April Fools’ Day is getting closer so this is a warning. Of course, a stamp warning.


April Fools’ Day

April Fools’ Day is not an official holiday but rather a good excuse to make pranks and jokes. As always you should be considerate and make pranks only to people that will laugh together with you. Basically, don’t be mean to anybody.


How it all started?

There are numerous theories how celebrating April 1 really started and there are even some that date back to an ancient Hindu festival called Holi and Hilaria which was celebrated in the ancient Rome. Besides these two there is one pretty obvious reason to celebrate and that is changing the season, obvious, but still pretty unpredictable weather change at the end of March and the start of April.

There are also many other local and national explanations for this celebration, but I will go with two most popular ones.


April Fools’ Day in 1392

One of these two theories dated back in 1392.

“Some believe the first association between April 1 and playing tricks can be found in Geoffrey Chaucer’s The Canterbury Tales from 1392. In “The Nun’s Priest’s Tale,” a fox tricks proud rooster Chauntecleer on syn March bigan thritty dayes and two.


Although Chaucer probably meant 32 days after March (May 2), many readers apparently misunderstood the line to mean March 32 — or April 1.” (https://wonderopolis.org)


April Fools’ Day in 1582

The second one seems more likely to be true. During the history, humanity experienced more calendar-related issues that we would expect. In the 16th century, few important calendar-related changes happened.

First one was adopting the Edict of Roussillon in France in 1564. This edict decreed that the new year starts with January 1. The second important event happened in 1582 when Pope Gregory XIII ordered the use of a new calendar, known as the Gregorian calendar. This calendar also assumed that the New Year’s Day is meant to be celebrated on January 1.

People usually accept changes slowly and, in these days, the information hasn’t circled around the World so fast. That was the main reason that many people continued to celebrate New Year’s Day on April 1. Some of those who accepted the new calendar used to make fun of these “fools”, pranked and mocked them. I guess that usually wasn’t with good intentions.
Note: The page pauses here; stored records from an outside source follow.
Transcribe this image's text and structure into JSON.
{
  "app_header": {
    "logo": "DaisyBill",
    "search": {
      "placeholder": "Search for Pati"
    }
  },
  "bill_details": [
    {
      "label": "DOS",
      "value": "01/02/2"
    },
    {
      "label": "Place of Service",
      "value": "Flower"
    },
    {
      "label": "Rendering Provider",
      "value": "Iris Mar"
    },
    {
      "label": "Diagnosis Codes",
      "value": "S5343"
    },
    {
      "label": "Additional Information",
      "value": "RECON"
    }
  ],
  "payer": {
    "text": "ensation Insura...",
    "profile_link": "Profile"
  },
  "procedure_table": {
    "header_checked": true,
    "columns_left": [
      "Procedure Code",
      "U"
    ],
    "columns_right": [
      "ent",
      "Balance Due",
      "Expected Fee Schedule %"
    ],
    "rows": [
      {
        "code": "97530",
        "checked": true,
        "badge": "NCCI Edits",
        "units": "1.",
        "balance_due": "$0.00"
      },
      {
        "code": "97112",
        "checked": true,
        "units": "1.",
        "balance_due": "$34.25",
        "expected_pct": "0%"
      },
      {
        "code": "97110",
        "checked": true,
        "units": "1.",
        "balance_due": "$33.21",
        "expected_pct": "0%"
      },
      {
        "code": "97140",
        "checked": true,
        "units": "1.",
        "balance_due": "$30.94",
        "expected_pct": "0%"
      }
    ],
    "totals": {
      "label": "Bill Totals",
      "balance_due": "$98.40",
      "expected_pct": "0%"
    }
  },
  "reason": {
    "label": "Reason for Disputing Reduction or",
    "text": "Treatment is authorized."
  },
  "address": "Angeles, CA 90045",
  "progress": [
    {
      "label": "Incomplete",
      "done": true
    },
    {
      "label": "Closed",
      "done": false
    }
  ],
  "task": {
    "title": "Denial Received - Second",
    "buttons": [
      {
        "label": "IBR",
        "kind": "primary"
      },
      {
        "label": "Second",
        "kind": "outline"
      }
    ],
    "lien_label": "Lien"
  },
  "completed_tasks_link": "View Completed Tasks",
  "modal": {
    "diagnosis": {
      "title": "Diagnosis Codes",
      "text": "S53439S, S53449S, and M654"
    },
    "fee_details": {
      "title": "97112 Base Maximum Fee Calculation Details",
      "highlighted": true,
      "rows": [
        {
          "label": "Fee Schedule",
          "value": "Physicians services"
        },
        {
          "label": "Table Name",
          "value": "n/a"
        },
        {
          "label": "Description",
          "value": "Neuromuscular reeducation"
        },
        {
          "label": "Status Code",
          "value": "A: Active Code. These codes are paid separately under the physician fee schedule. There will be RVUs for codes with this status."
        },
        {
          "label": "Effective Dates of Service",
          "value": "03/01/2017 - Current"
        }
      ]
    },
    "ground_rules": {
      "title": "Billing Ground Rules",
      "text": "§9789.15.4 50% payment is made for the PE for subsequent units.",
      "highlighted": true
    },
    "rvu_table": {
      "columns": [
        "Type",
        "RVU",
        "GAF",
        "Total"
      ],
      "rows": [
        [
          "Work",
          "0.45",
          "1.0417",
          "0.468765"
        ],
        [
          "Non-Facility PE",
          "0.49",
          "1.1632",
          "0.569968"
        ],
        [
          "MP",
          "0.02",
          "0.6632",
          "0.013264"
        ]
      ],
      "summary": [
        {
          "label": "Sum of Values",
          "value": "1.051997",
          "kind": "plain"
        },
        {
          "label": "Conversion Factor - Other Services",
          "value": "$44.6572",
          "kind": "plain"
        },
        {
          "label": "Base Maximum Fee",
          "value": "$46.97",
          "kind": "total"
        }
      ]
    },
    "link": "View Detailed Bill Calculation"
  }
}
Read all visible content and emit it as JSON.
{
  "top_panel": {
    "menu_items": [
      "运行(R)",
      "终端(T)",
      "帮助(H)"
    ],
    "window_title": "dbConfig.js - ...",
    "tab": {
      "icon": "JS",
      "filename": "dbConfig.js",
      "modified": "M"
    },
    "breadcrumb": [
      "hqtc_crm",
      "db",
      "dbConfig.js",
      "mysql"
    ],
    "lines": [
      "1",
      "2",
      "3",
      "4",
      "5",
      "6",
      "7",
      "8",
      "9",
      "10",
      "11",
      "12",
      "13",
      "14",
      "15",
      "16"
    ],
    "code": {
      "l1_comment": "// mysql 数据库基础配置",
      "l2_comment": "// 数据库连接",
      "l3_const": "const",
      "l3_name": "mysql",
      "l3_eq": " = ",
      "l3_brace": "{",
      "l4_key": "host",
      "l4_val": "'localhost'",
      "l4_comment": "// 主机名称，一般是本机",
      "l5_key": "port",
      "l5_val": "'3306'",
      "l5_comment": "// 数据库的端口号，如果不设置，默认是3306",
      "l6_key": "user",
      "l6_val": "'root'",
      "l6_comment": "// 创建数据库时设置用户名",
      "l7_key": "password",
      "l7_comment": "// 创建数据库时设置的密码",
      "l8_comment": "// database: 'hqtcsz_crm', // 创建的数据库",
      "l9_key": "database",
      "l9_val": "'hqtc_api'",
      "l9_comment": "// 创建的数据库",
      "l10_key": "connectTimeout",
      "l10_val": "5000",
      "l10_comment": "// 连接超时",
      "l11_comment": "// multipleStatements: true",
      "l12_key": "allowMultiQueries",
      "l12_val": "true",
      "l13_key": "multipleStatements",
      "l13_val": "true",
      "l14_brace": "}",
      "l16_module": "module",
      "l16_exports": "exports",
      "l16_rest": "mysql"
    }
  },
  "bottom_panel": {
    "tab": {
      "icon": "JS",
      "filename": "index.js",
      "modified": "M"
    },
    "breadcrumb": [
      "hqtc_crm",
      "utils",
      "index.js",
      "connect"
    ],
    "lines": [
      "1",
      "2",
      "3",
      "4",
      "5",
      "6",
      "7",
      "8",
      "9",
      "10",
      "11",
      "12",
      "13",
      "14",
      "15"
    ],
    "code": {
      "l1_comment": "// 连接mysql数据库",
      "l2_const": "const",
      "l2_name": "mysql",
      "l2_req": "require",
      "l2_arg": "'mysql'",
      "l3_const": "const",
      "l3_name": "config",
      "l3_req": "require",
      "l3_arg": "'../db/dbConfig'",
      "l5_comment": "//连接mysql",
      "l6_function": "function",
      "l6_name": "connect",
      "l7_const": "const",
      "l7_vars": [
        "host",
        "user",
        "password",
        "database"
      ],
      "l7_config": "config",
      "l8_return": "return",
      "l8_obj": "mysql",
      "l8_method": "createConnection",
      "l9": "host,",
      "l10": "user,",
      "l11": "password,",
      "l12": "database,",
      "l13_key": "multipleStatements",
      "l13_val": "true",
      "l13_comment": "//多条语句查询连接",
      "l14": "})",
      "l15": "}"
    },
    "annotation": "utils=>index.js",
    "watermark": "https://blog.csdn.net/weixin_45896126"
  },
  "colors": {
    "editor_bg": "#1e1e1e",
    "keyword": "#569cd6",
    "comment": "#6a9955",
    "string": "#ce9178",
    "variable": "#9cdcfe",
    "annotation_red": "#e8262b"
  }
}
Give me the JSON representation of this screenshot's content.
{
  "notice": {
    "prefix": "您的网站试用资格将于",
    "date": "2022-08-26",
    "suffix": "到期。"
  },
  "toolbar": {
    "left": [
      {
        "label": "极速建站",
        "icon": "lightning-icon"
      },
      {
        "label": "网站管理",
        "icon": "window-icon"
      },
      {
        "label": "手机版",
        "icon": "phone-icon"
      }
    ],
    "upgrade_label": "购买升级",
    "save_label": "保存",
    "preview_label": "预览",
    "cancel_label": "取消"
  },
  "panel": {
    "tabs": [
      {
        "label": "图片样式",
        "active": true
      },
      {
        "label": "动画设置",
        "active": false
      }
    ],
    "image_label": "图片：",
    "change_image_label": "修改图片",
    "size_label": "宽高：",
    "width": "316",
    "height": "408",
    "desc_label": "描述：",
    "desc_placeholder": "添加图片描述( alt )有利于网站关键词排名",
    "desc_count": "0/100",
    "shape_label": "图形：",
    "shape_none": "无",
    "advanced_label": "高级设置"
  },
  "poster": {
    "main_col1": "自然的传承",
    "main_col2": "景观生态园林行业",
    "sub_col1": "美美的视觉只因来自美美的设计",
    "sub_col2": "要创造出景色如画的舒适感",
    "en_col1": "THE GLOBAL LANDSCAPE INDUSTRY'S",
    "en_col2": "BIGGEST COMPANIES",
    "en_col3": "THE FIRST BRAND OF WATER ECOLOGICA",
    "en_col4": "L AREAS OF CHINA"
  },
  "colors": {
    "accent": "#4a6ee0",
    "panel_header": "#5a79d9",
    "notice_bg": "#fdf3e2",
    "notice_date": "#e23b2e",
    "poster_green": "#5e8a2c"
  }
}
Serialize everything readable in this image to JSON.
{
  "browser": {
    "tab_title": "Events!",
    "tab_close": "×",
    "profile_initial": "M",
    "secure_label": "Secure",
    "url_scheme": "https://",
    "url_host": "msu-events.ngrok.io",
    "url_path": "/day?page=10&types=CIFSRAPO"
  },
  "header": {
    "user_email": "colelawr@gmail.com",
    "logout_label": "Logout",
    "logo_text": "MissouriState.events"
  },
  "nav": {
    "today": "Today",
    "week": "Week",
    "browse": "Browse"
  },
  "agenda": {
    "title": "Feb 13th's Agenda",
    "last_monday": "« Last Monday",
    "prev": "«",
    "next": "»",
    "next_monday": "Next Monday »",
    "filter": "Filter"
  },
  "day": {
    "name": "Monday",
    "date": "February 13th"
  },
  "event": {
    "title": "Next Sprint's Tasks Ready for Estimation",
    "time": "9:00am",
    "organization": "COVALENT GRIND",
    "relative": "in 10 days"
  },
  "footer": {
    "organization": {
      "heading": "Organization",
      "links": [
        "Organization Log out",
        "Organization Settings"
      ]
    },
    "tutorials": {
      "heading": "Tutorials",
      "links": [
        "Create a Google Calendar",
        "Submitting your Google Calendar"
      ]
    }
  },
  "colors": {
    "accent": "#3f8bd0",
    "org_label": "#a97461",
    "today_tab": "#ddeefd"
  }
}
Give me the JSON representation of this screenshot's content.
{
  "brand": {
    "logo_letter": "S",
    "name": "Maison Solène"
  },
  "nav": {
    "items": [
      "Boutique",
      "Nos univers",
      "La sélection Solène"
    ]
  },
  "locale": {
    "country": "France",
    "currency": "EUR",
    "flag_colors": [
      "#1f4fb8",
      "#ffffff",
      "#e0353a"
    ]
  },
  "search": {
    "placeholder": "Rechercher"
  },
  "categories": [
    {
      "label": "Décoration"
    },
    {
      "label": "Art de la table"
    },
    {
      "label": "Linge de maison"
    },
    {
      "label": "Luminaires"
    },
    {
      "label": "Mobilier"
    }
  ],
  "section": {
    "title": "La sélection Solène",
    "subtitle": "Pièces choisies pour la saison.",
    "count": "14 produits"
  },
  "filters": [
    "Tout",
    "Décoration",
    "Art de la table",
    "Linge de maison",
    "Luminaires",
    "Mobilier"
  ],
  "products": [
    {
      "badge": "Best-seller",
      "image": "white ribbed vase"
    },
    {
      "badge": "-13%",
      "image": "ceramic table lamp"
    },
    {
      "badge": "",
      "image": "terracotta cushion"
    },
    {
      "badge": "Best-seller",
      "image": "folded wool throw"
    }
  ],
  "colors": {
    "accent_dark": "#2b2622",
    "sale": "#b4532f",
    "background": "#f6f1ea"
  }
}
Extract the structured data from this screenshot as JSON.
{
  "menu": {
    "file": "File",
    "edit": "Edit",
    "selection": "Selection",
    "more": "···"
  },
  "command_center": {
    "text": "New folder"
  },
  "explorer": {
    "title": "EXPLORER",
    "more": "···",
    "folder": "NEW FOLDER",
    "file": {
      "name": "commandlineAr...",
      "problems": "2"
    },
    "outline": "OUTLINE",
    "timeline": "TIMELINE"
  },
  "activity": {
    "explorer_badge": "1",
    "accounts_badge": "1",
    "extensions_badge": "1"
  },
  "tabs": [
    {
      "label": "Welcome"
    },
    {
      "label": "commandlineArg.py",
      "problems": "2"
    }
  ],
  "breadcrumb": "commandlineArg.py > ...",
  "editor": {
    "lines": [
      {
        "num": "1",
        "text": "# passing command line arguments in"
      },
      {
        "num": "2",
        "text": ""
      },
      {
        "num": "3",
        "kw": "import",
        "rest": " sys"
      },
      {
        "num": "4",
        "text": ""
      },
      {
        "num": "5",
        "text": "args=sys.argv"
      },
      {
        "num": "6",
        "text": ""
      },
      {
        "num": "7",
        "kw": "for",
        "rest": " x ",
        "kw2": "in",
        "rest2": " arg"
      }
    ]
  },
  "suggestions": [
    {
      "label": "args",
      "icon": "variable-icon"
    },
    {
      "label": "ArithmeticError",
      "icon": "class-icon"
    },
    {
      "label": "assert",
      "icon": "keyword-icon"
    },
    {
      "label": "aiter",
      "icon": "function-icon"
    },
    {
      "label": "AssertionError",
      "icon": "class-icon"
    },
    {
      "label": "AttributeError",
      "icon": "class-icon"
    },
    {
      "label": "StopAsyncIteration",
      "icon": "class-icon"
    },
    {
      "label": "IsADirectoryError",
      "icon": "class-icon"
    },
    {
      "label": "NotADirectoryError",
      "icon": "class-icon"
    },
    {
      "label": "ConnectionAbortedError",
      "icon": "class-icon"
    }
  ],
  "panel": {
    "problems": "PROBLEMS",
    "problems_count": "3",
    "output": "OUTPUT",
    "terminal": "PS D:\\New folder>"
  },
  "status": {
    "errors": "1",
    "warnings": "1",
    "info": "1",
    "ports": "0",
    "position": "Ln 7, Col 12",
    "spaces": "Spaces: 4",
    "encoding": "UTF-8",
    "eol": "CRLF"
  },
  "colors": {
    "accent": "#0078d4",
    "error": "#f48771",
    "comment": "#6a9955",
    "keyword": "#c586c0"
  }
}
April Fools’ Day Today (and on stamps)

Fortunately, today this is just one more day when we can do something different than usual. We’ll make pranks like “Darling, I left you and went with my lover” or “I won the lottery, I’m leaving you and the kids” or “The war is over” or maybe more gentle ones 😊

It wouldn’t be fair if there wasn’t any, at least somehow related, April Fool’s Day stamps. The Royal Mail jumped in here with the 10-set stamp series “Comedy Greats” issued on April 1, 2015. As you could guess from its’ name, this is a tribute to 10 famous British comedians and comedy groups (like Monty Python). We already mentioned this stamp series in this Monty Python-related article.


Comedy greats

Copyright© 2015 Royal Mail. All Rights Reserved.

UK – Comedy Greats


 From left to right

1st row – Spike Milligan, The Two Ronnies, Billy Connolly, Morecambe and Wise, Norman Wisdom

2nd row – Lenny Henry, Peter Cook and Dudley Moore, Monty Python, French and Saunders, Victoria Wood


April 1 is close. If you decide to make any pranks or jokes, try to stay polite and nice to others. It’s not only important that you can laugh at them but they all of you can laugh at the prank together. Have fun!